Innanzi tutto la performance ha ottenuto il patrocinio di Amnesty International e questo mi fa piacere perché riconosce quanto l’arte sia in grado di sensibilizzare e scuotere le coscienze verso forme di oppressione come lo sono le MGF. A questo si aggiunge il fatto che ho iniziato una collaborazione con una regista keniota, che ha realizzato un documentario sulle MGF in Kenya. Metteremo a confronto le nostre rispettive esperienze: il film e il teatro, la sceneggiatura e la poesia, diversi media per raccontare la stessa esperienza da punti di vista diversi ma con lo stesso obiettivo: sensibilizzare l’opinione pubblica sull’argomento. Tra l’altro si tratta di un documentario che include tutte le parti sociali coinvolte nella pratica delle MGF, che da spazio a opinioni diverse ritraendo i sogni e i desideri delle generazioni di giovani donne (ma non solo) che vogliono contribuire a cambiare le cose. Proiettare il documentario e proporre la performance è una grande occasione per amplificare il senso del nostro impegno-attivismo. Abbiamo intenzione di portare questa esperienza combinata anche nelle scuole, non solo in Italia ma in giro per l’Europa. I ragazzi rispondono positivamente al linguaggio artistico, si sentono a loro agio e facilitati nell’incontro con un tema che la maggior parte ignora. Sto lavorando anche alla realizzazione di diversi workshop in Europa aperti anche a migranti in cui utilizzerò diverse forme di espressione artistiche per arrivare a lavorare sulle MGF. Infine c’è il desiderio di pubblicare il testo in una versione multilingue, so che è una tematica difficile ma in quasi un anno ho ricevuto una quantità innumerevole di richieste dal pubblico, dagli studenti, dai loro insegnanti di poter disporre del testo in lettura. Spero che un editore si faccia avanti e veda il potenziale di questo lavoro che dispone anche di una guida per insegnanti e studenti affinché possano lavorare sul tema approfondendone i vari aspetti e realizzando nuovi progetti originali.

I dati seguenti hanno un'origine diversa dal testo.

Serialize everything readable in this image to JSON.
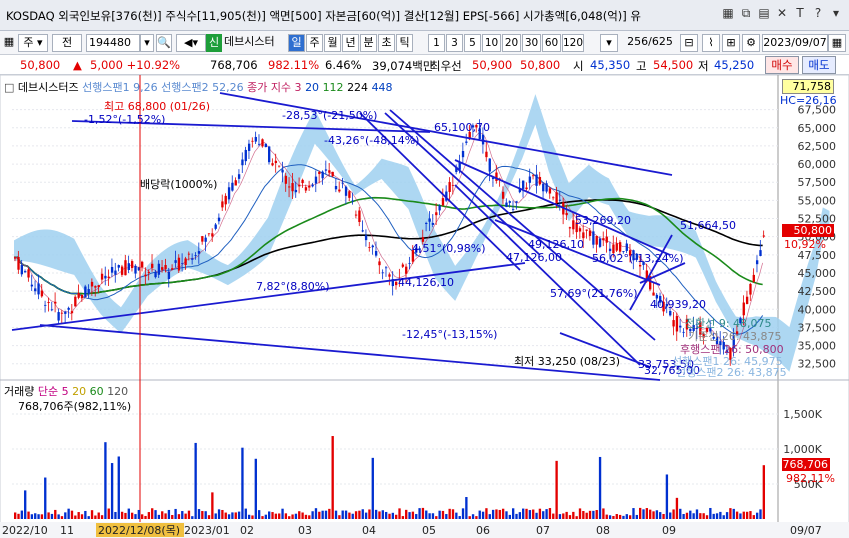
{
  "titlebar": {
    "title": "KOSDAQ 외국인보유[376(천)] 주식수[11,905(천)] 액면[500] 자본금[60(억)] 결산[12월] EPS[-566] 시가총액[6,048(억)] 유",
    "icons": [
      "grid-icon",
      "copy-icon",
      "chart-type-icon",
      "close-tab-icon",
      "text-icon",
      "question-icon",
      "more-icon"
    ]
  },
  "toolbar": {
    "market_select": "주",
    "prev_label": "전",
    "code": "194480",
    "name_label": "신",
    "stock_name": "데브시스터",
    "periods": [
      "일",
      "주",
      "월",
      "년",
      "분",
      "초",
      "틱"
    ],
    "active_period": "일",
    "nums": [
      "1",
      "3",
      "5",
      "10",
      "20",
      "30",
      "60",
      "120"
    ],
    "page_count": "256/625",
    "date": "2023/09/07"
  },
  "quote": {
    "price": "50,800",
    "arrow": "▲",
    "change": "5,000 +10.92%",
    "volume": "768,706",
    "vol_pct": "982.11%",
    "turnover": "6.46%",
    "amount": "39,074백만",
    "best_sell_label": "최우선",
    "best_sell": "50,900",
    "best_buy": "50,800",
    "open_label": "시",
    "open": "45,350",
    "high_label": "고",
    "high": "54,500",
    "low_label": "저",
    "low": "45,250",
    "buy_btn": "매수",
    "sell_btn": "매도"
  },
  "price_panel": {
    "legend": "데브시스터즈",
    "legend2": "선행스팬1 9,26 선행스팬2 52,26",
    "legend3": "종가 지수 3",
    "legend_ma": [
      "20",
      "112",
      "224",
      "448"
    ],
    "top_value": "71,758",
    "hc_label": "HC=26,16",
    "max_label": "최고 68,800 (01/26)",
    "min_label": "최저 33,250 (08/23)",
    "dividend_label": "배당락(1000%)",
    "annotations": [
      {
        "text": "-1,52°(-1,52%)",
        "color": "#0000c0"
      },
      {
        "text": "-28,53°(-21,50%)",
        "color": "#0000c0"
      },
      {
        "text": "65,100,70",
        "color": "#0000c0"
      },
      {
        "text": "-43,26°(-48,14%)",
        "color": "#0000c0"
      },
      {
        "text": "53,269,20",
        "color": "#0000c0"
      },
      {
        "text": "51,664,50",
        "color": "#0000c0"
      },
      {
        "text": "4,51°(0,98%)",
        "color": "#0000c0"
      },
      {
        "text": "49,126,10",
        "color": "#0000c0"
      },
      {
        "text": "47,126,00",
        "color": "#0000c0"
      },
      {
        "text": "56,02°(-13,24%)",
        "color": "#0000c0"
      },
      {
        "text": "7,82°(8,80%)",
        "color": "#0000c0"
      },
      {
        "text": "44,126,10",
        "color": "#0000c0"
      },
      {
        "text": "57,69°(21,76%)",
        "color": "#0000c0"
      },
      {
        "text": "40,939,20",
        "color": "#0000c0"
      },
      {
        "text": "-12,45°(-13,15%)",
        "color": "#0000c0"
      },
      {
        "text": "33,753,50",
        "color": "#0000c0"
      },
      {
        "text": "32,765,00",
        "color": "#0000c0"
      }
    ],
    "ichimoku_labels": [
      {
        "text": "전환선 9: 48,075",
        "color": "#2f8a8a"
      },
      {
        "text": "기준선 26: 43,875",
        "color": "#888888"
      },
      {
        "text": "후행스팬 26: 50,800",
        "color": "#a0307a"
      },
      {
        "text": "선행스팬1 26: 45,975",
        "color": "#8ab6e0"
      },
      {
        "text": "선행스팬2 26: 43,875",
        "color": "#8ab6e0"
      }
    ],
    "current_price_tag": "50,800",
    "current_pct_tag": "10,92%",
    "y_ticks": [
      "67,500",
      "65,000",
      "62,500",
      "60,000",
      "57,500",
      "55,000",
      "52,500",
      "50,000",
      "47,500",
      "45,000",
      "42,500",
      "40,000",
      "37,500",
      "35,000",
      "32,500"
    ]
  },
  "volume_panel": {
    "legend": "거래량",
    "legend_ma": [
      "단순 5",
      "20",
      "60",
      "120"
    ],
    "legend_value": "768,706주(982,11%)",
    "y_ticks": [
      "1,500K",
      "1,000K",
      "500K"
    ],
    "current_tag": "768,706",
    "current_pct": "982,11%"
  },
  "xaxis": {
    "labels": [
      "2022/10",
      "11",
      "2022/12/08(목)",
      "2023/01",
      "02",
      "03",
      "04",
      "05",
      "06",
      "07",
      "08",
      "09"
    ],
    "right_label": "09/07"
  },
  "colors": {
    "up": "#e30000",
    "down": "#0030d0",
    "cloud": "#9fd0f0",
    "ma_black": "#000000",
    "ma_green": "#1a8a1a",
    "trend": "#1a1ad0",
    "selected_date_bg": "#f0c040"
  }
}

Non solo MGF. Sono tanti gli argomenti che hai affrontato nel tuo lavoro, intrecciando l’amore per la scrittura alla denuncia sociale. Quali i tuoi modelli di riferimento, o fonti di ispirazione?
Non parlerei di modelli di riferimento né di ispirazione, direi piuttosto che il mio percorso esistenziale mi ha portato a vivere esperienze così eterogenee in diversi angoli del mondo da aver sviluppato in me un senso di giustizia che dedico alla promozione dei diritti di chi viene escluso in quanto diverso. Mi piace molto citare il filosofo Jean Grenier che dice che “nella vita esiste un attimo, soprattutto nell’infanzia di ciascuno, che determina tutto”: ecco se dovessi identificare quell’ “attimo”, lo identificherei con la mia vita in Sudafrica. Sono cresciuta in un paese diviso da barriere razziali, dove l’essere bianca mi confinava in un ghetto di privilegi che non avevo scelto né riconoscevo come parametro di confronto. Da quella primissima esperienza è seguito un lungo e intenso percorso scandito da continue partenze e proiezioni in contesti sociali e culturali diversi tra loro dove ho incontrato persone straordinarie che hanno ampliato di volta in volta la mia nozione di eterogeneità e molteplicità, qualità che esploro e con cui mi confronto nel mio lavoro.